Summary
Visa Inc. (V) filed an 8-K report on January 31, 2013, announcing the entry into a new $3.0 billion, 364-day unsecured revolving credit facility. This facility, effective January 31, 2013, and expiring on January 30, 2014, replaces a prior credit facility set to expire in February 2013. The new facility provides Visa with significant financial flexibility for general corporate purposes. The credit facility includes customary covenants, such as maintaining a specific debt-to-EBITDA ratio (not greater than 3.75 to 1.00), and other restrictions common in such agreements. Notably, at the time of filing, Visa had no outstanding borrowings under this new facility. The participation of certain Visa shareholders, customers, and their affiliates as lenders highlights established relationships within Visa's ecosystem.
Key Highlights
- 1Visa Inc. secured a new $3.0 billion, 364-day unsecured revolving credit facility.

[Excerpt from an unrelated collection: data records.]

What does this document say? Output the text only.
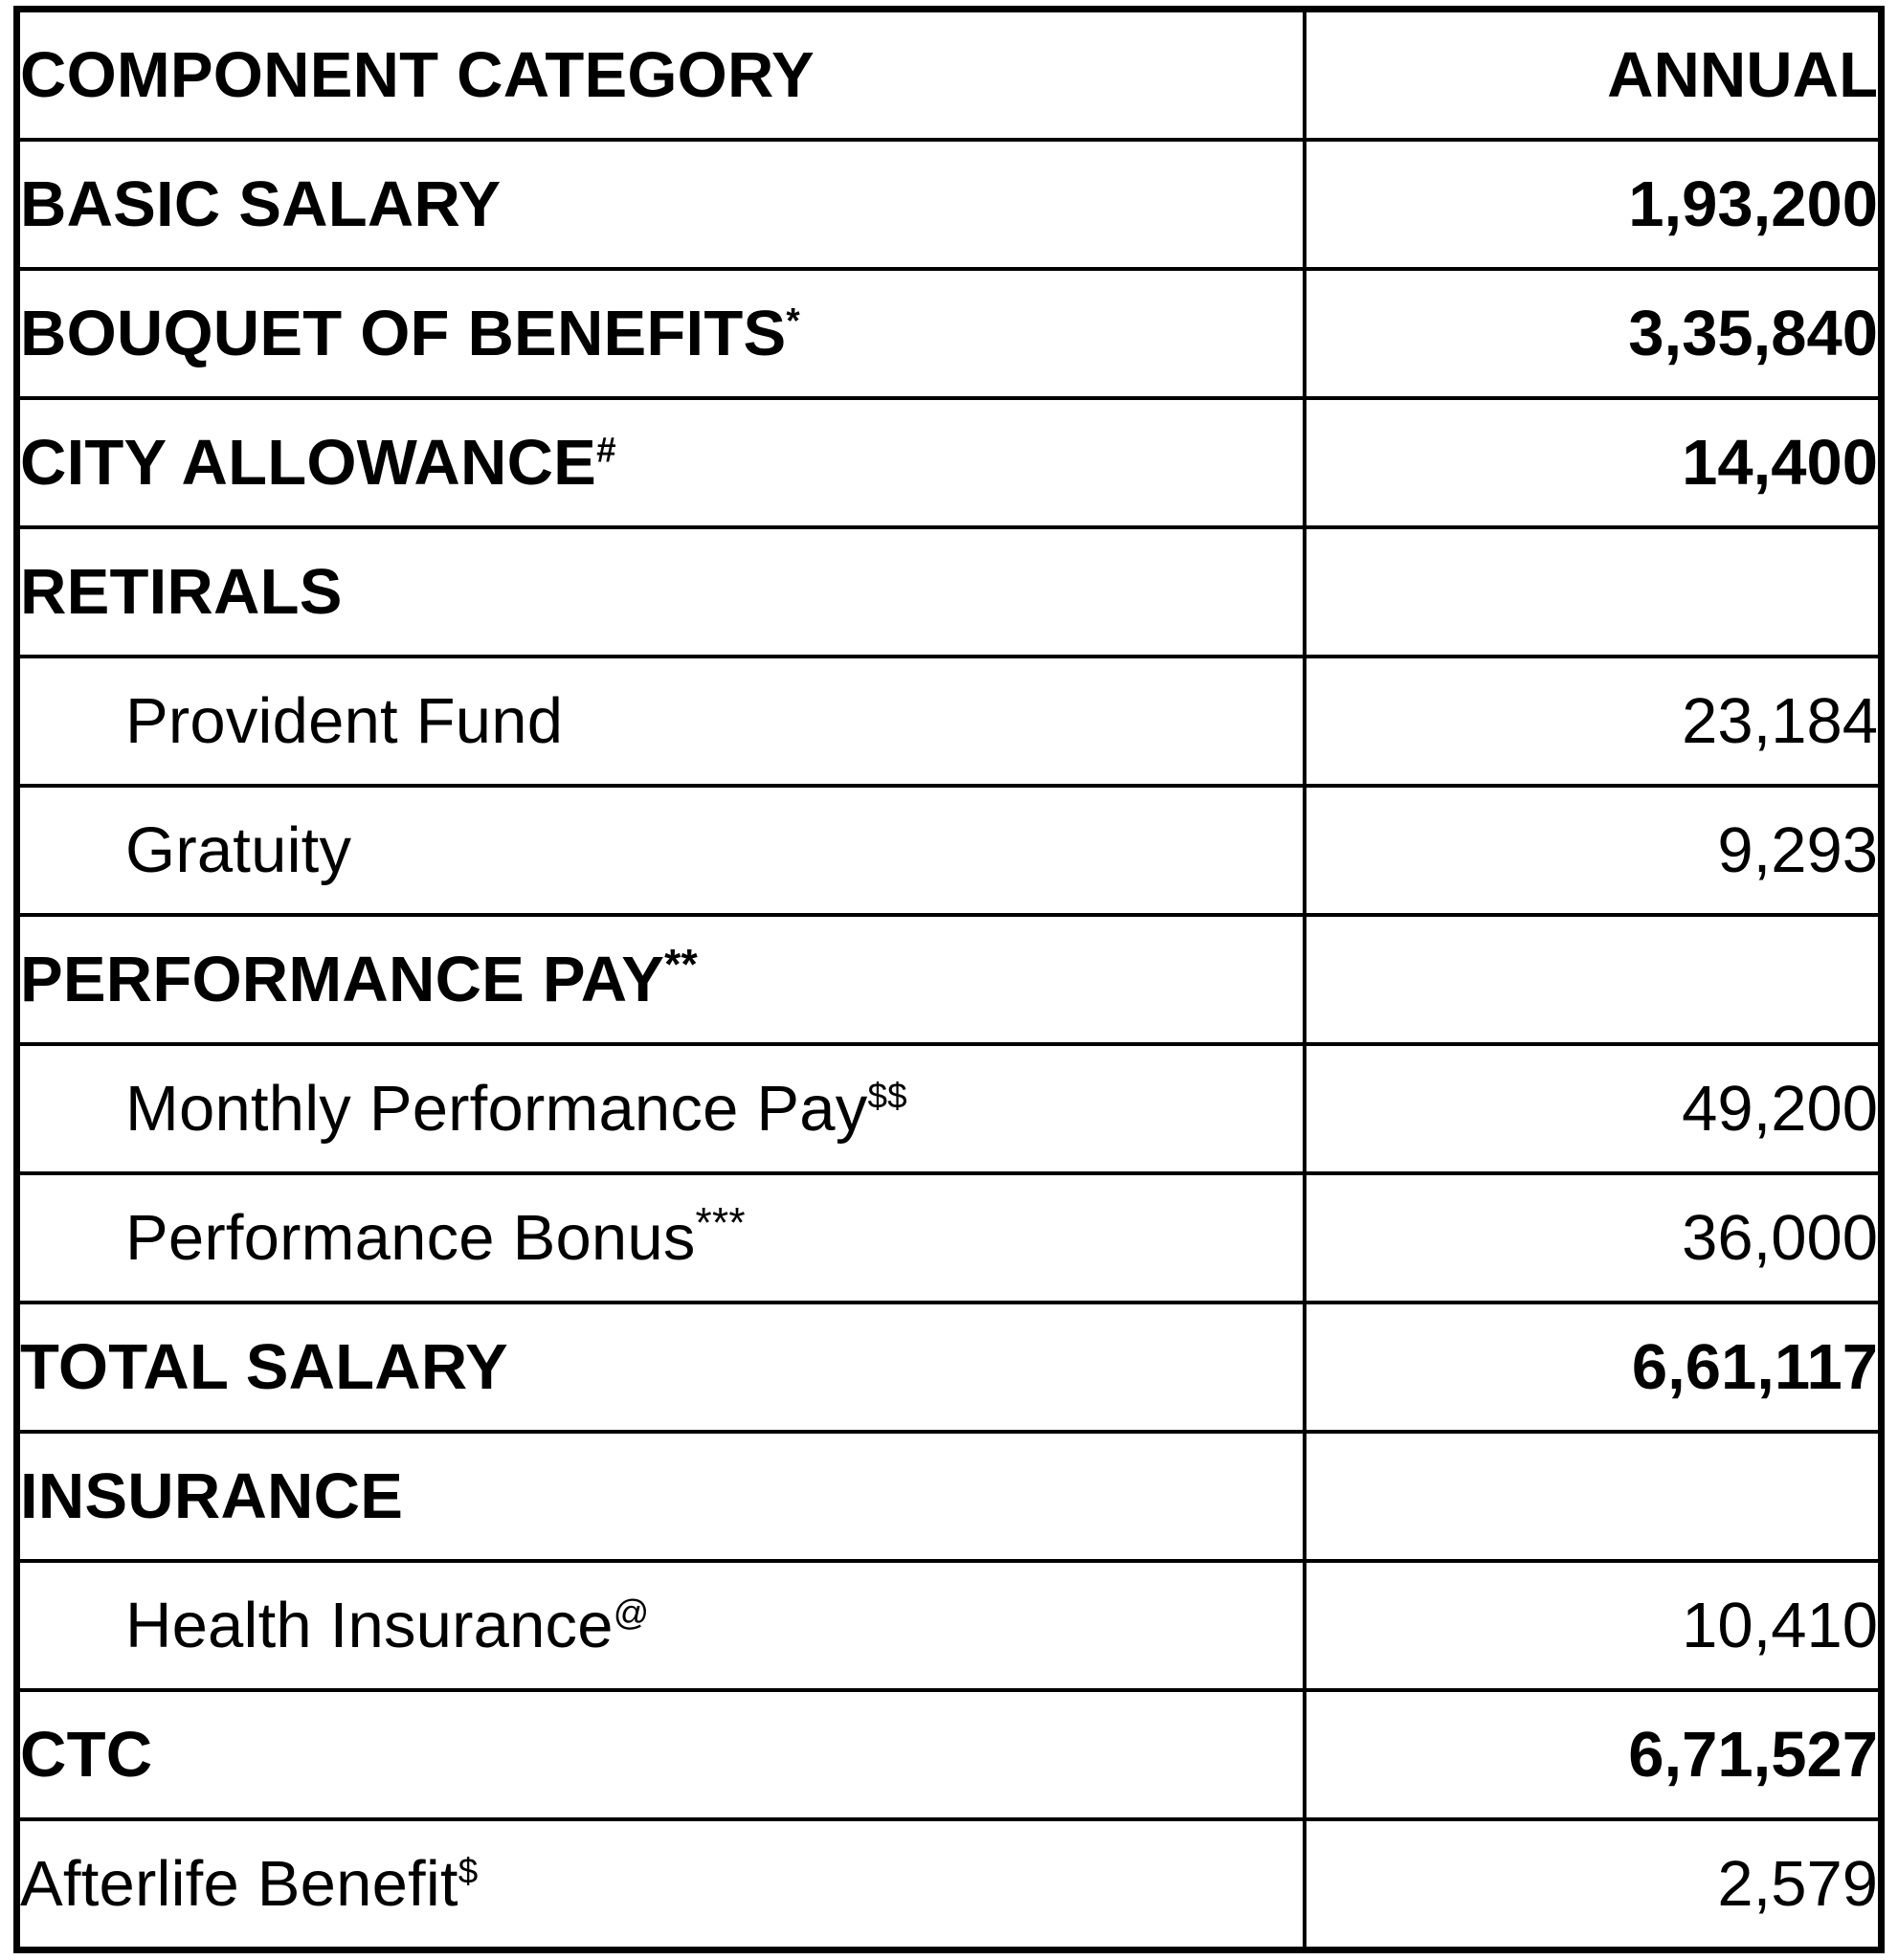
COMPONENT CATEGORY	ANNUAL
BASIC SALARY	1,93,200
BOUQUET OF BENEFITS*	3,35,840
CITY ALLOWANCE#	14,400
RETIRALS	
Provident Fund	23,184
Gratuity	9,293
PERFORMANCE PAY**	
Monthly Performance Pay$$	49,200
Performance Bonus***	36,000
TOTAL SALARY	6,61,117
INSURANCE	
Health Insurance@	10,410
CTC	6,71,527
Afterlife Benefit$	2,579
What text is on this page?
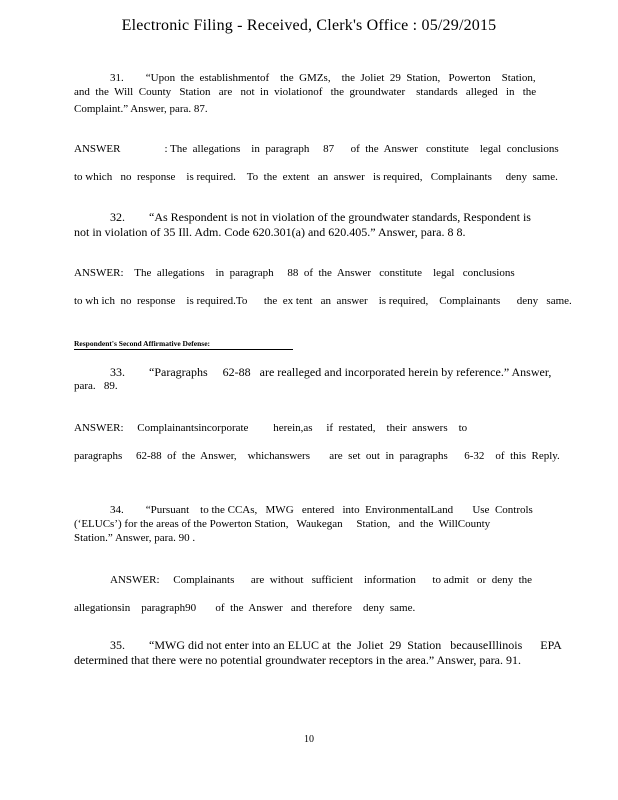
Electronic Filing - Received, Clerk's Office : 05/29/2015

31.        “Upon  the  establishmentof    the  GMZs,    the  Joliet  29  Station,   Powerton    Station,

and  the  Will  County   Station   are   not  in  violationof   the  groundwater    standards   alleged   in   the

Complaint.” Answer, para. 87.

ANSWER                : The  allegations    in  paragraph     87      of  the  Answer   constitute    legal  conclusions

to which   no  response    is required.    To  the  extent   an  answer   is required,   Complainants     deny  same.

32.        “As Respondent is not in violation of the groundwater standards, Respondent is

not in violation of 35 Ill. Adm. Code 620.301(a) and 620.405.” Answer, para. 8 8.

ANSWER:    The  allegations    in  paragraph     88  of  the  Answer   constitute    legal   conclusions

to wh ich  no  response    is required.To      the  ex tent   an  answer    is required,    Complainants      deny   same.

Respondent's Second Affirmative Defense:

33.        “Paragraphs     62-88   are realleged and incorporated herein by reference.” Answer,

para.   89.

ANSWER:     Complainantsincorporate         herein,as     if  restated,    their  answers    to

paragraphs     62-88  of  the  Answer,    whichanswers       are  set  out  in  paragraphs      6-32    of  this  Reply.

34.        “Pursuant    to the CCAs,   MWG   entered   into  EnvironmentalLand       Use  Controls

(‘ELUCs’) for the areas of the Powerton Station,   Waukegan     Station,   and  the  WillCounty

Station.” Answer, para. 90 .

ANSWER:     Complainants      are  without   sufficient    information      to admit   or  deny  the

allegationsin    paragraph90       of  the  Answer   and  therefore    deny  same.

35.        “MWG did not enter into an ELUC at  the  Joliet  29  Station   becauseIllinois      EPA

determined that there were no potential groundwater receptors in the area.” Answer, para. 91.

10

- 2The new facility replaces a previous $3.0 billion credit line expiring in February 2013.
- 3Borrowings under the facility are available for general corporate purposes, providing financial flexibility.
- 4Interest rates will be based on LIBOR or an alternative base rate plus a margin that varies with Visa's credit rating.
- 5A key financial covenant requires Visa to maintain a Consolidated Indebtedness to Consolidated EBITDA Ratio of no greater than 3.75 to 1.00.
- 6Visa had no outstanding borrowings under the new credit facility at the time of the filing.
- 7Lenders include some Visa shareholders and customers, indicating strong business relationships.